Israel warplanes target Gaza as army says rockets fired ‘non-stop’ over southern border
Israeli fighter jets have hit targets in central Gaza, the military said on Saturday, and Palestinian militants fired rockets in retaliation after a day of deadly violence rocked the West Bank and unrest persisted inside Israel.
Israel’s air force struck several sites, including a house in Gaza City where at least 12 Palestinians were killed. Health officials in Gaza said a woman and her three children were among the dead after their house was hit in a refugee camp, Reuters reported.
Hamas, the group in power inside the enclave, reported the number of dead was likely to rise as efforts to recover casualties from under the rubble of the house on the edge of Shati refugee camp were ongoing.
Said Alghoul, who lives nearby, said Israeli warplanes dropped at least three bombs on the three-story house without warning its residents in advance.
“I saw the bodies of four people, including children, being rushed to the hospital,” he said. “I could not endure and ran back to my home.”
The Israeli Defence Force (IDF) said barrages of rockets were being fired “non-stop from Gaza into southern Israel”, including a rocket that it said hit the city of Ashdod. Local media said the rocket hit a fuel depot.
“This won’t go unanswered,” the IDF tweeted.
Early on Saturday, the Israeli army said it had hit a Hamas “operation office” near the centre of Gaza City, with additional overnight strikes targeting what the military called “underground launch sites”.
In a significant escalation in the worst bout of fighting between Israel and Hamas for seven years, heavy artillery fire was aimed at what the Israeli military said was a large network of militant tunnels. Dozens of Hamas operatives were killed in the strikes, the IDF said.
Palestinian fatalities from strikes on Gaza stand at more than 132, including 32 children. About 950 people have been injured. The UN said 10,000 residents had been forced from their homes by the bombardment.
Eight people have died in Israel, including two children and a soldier patrolling the Gaza frontier.
Saturday marks a dangerous moment in the recent crisis. Palestinians will mark the Nakba, or “catastrophe”, commemorating the more than 700,000 Palestinians who fled or were expelled in the 1948 war surrounding Israel’s creation. Israeli forces have killed protesters at previous rallies.
Palestinians living in areas close to the Gaza-Israel border have fled their homes in pickup trucks, on donkeys and on foot. Some went to UN-run schools in Gaza City, carrying small children, household essentials and food.
Hedaia Maarouf, who left her home with her extended family of 19 people, including 13 children, said: “We were terrified for our children, who were screaming and shaking.”
The escalating tensions came as the US secretary for Israel-Palestinian affairs, Hady Amr, arrived in Israel on Friday as part of mediation efforts. Amr will hold talks both with Israeli officials and Palestinian leaders in the West Bank and encourage a “sustainable calm”, state department deputy spokesperson Jalina Porter said.
Egypt was leading regional efforts to secure a ceasefire, and the UN said the security council would meet on Sunday to discuss Gaza.

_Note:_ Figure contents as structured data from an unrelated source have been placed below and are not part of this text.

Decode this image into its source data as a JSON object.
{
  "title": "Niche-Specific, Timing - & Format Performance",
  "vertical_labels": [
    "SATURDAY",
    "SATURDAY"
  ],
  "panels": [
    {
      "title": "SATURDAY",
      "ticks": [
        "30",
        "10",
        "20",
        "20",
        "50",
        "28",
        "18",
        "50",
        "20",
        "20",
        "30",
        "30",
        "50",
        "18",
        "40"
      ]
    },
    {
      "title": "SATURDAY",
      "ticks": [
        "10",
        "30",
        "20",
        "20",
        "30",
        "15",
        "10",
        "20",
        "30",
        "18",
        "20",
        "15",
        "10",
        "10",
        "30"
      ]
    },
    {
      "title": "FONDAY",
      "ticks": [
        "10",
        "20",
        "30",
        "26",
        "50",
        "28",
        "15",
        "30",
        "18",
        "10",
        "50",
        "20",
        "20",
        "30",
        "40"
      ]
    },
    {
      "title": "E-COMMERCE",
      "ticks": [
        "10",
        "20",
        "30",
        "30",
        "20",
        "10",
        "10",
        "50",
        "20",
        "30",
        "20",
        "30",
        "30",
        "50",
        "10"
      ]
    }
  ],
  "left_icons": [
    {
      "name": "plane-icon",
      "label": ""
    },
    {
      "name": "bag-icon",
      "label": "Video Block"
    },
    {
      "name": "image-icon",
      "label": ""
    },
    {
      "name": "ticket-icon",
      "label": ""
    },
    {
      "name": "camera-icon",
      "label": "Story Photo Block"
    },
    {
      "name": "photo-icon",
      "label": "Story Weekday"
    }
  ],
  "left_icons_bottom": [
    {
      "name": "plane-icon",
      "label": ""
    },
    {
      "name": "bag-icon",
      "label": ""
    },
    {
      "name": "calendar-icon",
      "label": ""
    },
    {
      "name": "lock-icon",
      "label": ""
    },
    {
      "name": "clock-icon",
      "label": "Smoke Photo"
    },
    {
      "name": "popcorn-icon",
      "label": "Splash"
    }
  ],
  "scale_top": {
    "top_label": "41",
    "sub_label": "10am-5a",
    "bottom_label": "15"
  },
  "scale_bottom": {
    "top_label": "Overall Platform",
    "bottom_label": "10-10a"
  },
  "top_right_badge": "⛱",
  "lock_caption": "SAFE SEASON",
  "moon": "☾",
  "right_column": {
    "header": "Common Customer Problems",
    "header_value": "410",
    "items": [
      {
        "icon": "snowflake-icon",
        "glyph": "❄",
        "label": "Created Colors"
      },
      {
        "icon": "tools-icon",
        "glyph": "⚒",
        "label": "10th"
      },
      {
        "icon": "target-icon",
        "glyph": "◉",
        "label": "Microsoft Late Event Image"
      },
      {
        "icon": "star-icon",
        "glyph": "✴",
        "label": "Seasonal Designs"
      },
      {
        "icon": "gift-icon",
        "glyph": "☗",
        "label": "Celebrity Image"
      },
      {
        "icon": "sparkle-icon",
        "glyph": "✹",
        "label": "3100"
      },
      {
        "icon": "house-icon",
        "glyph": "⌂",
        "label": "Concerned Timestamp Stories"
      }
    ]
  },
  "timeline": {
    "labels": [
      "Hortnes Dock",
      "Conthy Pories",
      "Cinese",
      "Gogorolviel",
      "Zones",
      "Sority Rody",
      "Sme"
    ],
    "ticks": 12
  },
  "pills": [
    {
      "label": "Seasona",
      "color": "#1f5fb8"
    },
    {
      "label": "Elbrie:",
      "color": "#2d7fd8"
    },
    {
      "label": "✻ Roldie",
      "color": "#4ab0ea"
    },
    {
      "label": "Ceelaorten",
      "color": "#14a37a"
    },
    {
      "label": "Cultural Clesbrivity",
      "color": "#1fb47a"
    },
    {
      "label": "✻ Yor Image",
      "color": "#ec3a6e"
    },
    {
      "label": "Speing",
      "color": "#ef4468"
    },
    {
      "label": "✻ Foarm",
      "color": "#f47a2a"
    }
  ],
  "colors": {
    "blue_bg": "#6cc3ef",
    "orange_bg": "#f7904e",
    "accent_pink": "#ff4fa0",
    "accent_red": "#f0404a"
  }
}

The UN also said more than 200 homes and 24 schools in Gaza had been destroyed or severely damaged in Israeli air raids in the past five days. It also said residents’ access to fresh water could be limited because of power cuts and damage to pipe networks.
Increased power blackouts were expected as fuel supplies ran low. Most families already only have power for four or five hours a day, and hospitals have been forced to rely on generators.
Hamas and other militant groups have continued to fire rockets into Israel, where warning sirens sounded in towns and communities in the early hours of Saturday. The Israeli military said it had intercepted at least five drones carrying explosives launched from Gaza since Thursday.
More than 2,000 rockets have been fired at the Jewish state since Monday, killing nine people, including a child and a soldier, with more than 560 people injured. Warning sirens sounded in towns and communities in the early hours of Saturday. The Israeli military said it had intercepted at least five drones carrying explosives launched from Gaza since Thursday.
The fighting in blockaded Gaza, the worst since a 2014 war, exploded following hostilities in East Jerusalem, the Israeli-annexed part of the city where Palestinians hope to establish a future capital.
Fresh overnight tensions hit the East Jerusalem area of Shuafat, where young, masked Palestinian protesters set debris on fire as Israeli police responded with teargas.
The West Bank also saw fierce fighting on Friday, with the Palestinian health ministry saying 11 people were killed by Israeli fire.
A Palestinian security source said the fighting was the “most intense” since the second intifada, or uprising, that began in 2000.
The latest violence in the occupied West Bank is closely linked to the events in Jerusalem and Gaza.
From Ramallah to Hebron and across the territory occupied by Israel since 1967, Palestinians hurled stones, molotov cocktails and other projectiles.
Israeli forces hit back with rubber bullets and, in some instances, live rounds.
Within Israel, an unprecedented wave of mob violence has seen Arabs and Jews savagely attack each other, with both synagogues and mosques set alight.
More than 750 people have been arrested this week, police said.